Train a unigram tagger ([on Brown Corpus news categories](https://www.nltk.org/howto/corpus.html)) and run it on the below given test text:  

test_text = ['hello', 'world', 'natural', 'language', 'processing']  

Observe that some words are not assigned a tag.

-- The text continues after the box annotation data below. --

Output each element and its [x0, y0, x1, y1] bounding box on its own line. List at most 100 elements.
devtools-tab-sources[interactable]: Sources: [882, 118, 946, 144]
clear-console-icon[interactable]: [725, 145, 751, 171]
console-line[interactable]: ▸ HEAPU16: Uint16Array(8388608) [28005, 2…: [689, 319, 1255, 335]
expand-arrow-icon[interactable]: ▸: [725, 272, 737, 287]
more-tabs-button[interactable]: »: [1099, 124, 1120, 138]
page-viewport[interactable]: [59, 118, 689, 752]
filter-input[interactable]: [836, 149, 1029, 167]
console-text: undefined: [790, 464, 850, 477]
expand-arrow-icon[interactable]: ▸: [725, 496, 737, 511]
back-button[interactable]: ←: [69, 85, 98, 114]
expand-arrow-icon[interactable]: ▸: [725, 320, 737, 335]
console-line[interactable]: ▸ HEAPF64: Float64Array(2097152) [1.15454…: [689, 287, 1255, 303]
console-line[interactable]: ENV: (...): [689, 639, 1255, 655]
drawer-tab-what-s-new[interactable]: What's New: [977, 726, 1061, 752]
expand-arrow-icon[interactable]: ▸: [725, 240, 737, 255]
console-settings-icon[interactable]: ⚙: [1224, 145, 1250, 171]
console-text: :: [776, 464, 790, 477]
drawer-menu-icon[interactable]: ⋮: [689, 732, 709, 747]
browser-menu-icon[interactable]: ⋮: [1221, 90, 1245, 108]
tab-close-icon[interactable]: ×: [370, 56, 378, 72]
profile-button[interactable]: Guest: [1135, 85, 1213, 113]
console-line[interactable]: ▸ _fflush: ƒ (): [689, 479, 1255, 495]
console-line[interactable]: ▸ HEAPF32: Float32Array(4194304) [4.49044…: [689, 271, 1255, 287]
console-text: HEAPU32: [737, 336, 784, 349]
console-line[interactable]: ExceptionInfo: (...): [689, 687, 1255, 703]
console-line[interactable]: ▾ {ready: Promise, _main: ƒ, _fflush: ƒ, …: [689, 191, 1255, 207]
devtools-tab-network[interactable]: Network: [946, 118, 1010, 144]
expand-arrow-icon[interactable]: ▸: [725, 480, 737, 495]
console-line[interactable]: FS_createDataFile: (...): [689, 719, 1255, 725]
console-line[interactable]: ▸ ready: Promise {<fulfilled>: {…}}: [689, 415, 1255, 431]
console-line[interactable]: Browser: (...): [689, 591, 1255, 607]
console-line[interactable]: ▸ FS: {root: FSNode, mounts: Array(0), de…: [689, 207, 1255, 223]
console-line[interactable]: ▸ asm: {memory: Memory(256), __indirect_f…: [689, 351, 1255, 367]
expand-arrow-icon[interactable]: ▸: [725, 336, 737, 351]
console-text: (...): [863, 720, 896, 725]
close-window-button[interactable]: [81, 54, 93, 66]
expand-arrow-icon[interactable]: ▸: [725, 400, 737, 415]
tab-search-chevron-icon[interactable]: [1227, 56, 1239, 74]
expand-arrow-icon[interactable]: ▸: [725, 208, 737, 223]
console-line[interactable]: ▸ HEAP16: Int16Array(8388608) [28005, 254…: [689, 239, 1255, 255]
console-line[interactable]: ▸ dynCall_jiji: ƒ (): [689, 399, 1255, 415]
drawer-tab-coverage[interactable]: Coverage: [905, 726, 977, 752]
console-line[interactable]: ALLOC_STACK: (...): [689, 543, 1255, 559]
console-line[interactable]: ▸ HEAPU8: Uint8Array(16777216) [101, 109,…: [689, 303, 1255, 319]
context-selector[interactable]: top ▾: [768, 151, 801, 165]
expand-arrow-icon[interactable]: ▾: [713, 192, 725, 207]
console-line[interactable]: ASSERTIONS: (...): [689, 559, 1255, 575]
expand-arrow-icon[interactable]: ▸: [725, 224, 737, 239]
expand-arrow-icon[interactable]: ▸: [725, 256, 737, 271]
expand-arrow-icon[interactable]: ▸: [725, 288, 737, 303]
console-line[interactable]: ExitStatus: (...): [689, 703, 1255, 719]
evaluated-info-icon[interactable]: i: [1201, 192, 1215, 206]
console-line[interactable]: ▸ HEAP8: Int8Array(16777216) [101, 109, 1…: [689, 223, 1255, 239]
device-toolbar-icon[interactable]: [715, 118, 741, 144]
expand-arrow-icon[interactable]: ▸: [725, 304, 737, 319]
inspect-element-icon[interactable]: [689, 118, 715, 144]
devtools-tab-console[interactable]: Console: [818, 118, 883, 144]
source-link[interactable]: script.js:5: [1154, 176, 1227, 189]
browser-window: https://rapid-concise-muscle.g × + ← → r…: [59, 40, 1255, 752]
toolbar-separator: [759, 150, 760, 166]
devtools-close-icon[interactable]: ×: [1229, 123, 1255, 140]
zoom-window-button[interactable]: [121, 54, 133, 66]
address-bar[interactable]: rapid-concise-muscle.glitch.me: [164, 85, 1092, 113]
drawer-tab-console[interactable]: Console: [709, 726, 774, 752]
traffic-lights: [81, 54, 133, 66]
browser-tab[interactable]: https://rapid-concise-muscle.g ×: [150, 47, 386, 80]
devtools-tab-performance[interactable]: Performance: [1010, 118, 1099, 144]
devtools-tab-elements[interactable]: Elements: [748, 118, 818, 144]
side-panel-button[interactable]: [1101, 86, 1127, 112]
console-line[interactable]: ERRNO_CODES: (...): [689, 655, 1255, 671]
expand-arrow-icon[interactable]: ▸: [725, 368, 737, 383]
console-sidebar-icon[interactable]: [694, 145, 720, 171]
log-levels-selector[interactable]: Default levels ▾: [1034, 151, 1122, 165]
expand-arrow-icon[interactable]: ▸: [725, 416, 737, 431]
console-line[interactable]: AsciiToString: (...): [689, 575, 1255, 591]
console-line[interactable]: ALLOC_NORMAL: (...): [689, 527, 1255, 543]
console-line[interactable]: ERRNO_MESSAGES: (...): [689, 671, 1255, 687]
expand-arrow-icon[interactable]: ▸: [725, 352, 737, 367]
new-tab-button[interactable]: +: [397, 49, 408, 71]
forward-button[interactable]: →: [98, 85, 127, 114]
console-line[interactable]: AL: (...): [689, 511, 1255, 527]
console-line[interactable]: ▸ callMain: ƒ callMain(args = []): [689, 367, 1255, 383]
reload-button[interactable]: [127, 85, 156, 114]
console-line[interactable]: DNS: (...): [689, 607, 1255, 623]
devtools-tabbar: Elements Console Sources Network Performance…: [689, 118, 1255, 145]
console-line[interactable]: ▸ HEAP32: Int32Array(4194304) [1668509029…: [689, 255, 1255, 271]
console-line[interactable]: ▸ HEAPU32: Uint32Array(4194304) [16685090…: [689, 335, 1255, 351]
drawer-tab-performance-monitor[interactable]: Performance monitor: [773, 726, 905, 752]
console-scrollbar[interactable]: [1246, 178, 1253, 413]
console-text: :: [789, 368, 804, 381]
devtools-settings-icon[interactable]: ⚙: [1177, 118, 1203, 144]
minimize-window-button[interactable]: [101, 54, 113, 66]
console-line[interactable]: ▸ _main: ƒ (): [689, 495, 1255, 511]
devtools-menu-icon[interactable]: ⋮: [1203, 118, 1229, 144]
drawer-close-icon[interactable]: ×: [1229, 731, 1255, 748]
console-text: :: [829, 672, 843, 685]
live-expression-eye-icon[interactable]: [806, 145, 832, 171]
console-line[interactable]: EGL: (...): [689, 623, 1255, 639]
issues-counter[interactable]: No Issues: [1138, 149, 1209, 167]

Why not?

In [33]:
from nltk.tag import UnigramTagger
test_text = ['hello', 'world', 'natural', 'language', 'processing']
unigram_tagger = UnigramTagger(brown.tagged_sents(categories='news'))
print(unigram_tagger.tag(test_text))

[('hello', None), ('world', 'NN'), ('natural', 'JJ'), ('language', 'NN'), ('processing', 'NN')]


In [38]:
for word in brown.tagged_words(categories='news', tagset='universal'):
    if word[0].lower() == "hello":
        print(1)

#### Task-6:

By using the [NLTK default tagger](https://www.nltk.org/book/ch05.html#:~:text=4.1-,The%20Default%20Tagger,-The%20simplest%20possible), tag the following sentence with most frequent tag in the corpus:  

"the quick brown fox jumped over the lazy dog"

In [40]:
import nltk
tags = [tag for (word, tag) in brown.tagged_words()]
raw = "the quick brown fox jumped over the lazy dog"
tokens = nltk.word_tokenize(raw)
default_tagger = nltk.DefaultTagger(nltk.FreqDist(tags).max())
print(default_tagger.tag(tokens))

[('the', 'NN'), ('quick', 'NN'), ('brown', 'NN'), ('fox', 'NN'), ('jumped', 'NN'), ('over', 'NN'), ('the', 'NN'), ('lazy', 'NN'), ('dog', 'NN')]


#### Task-7:

By using the([Brown Corpus news categories](https://www.nltk.org/howto/corpus.html)), train and evaluate the following built-in taggers:
- [Unigram Tagger](https://www.nltk.org/book/ch05.html)
- [Bigram Tagger](https://www.nltk.org/book/ch05.html)
- [Trigram Tagger](https://www.nltk.org/book/ch05.html)

In [41]:
from nltk.corpus import brown
brown_tagged_sents = brown.tagged_sents(categories='news')
unigram_tagger = nltk.UnigramTagger(brown_tagged_sents)
unigram_tagger.evaluate(brown_tagged_sents)

0.9349006503968017

In [43]:
bigram_tagger = nltk.BigramTagger(brown_tagged_sents)
bigram_tagger.evaluate(brown_tagged_sents)

0.7892972929967977

In [44]:
trigram_tagger = nltk.TrigramTagger(brown_tagged_sents)
trigram_tagger.evaluate(brown_tagged_sents)

0.8198679316586113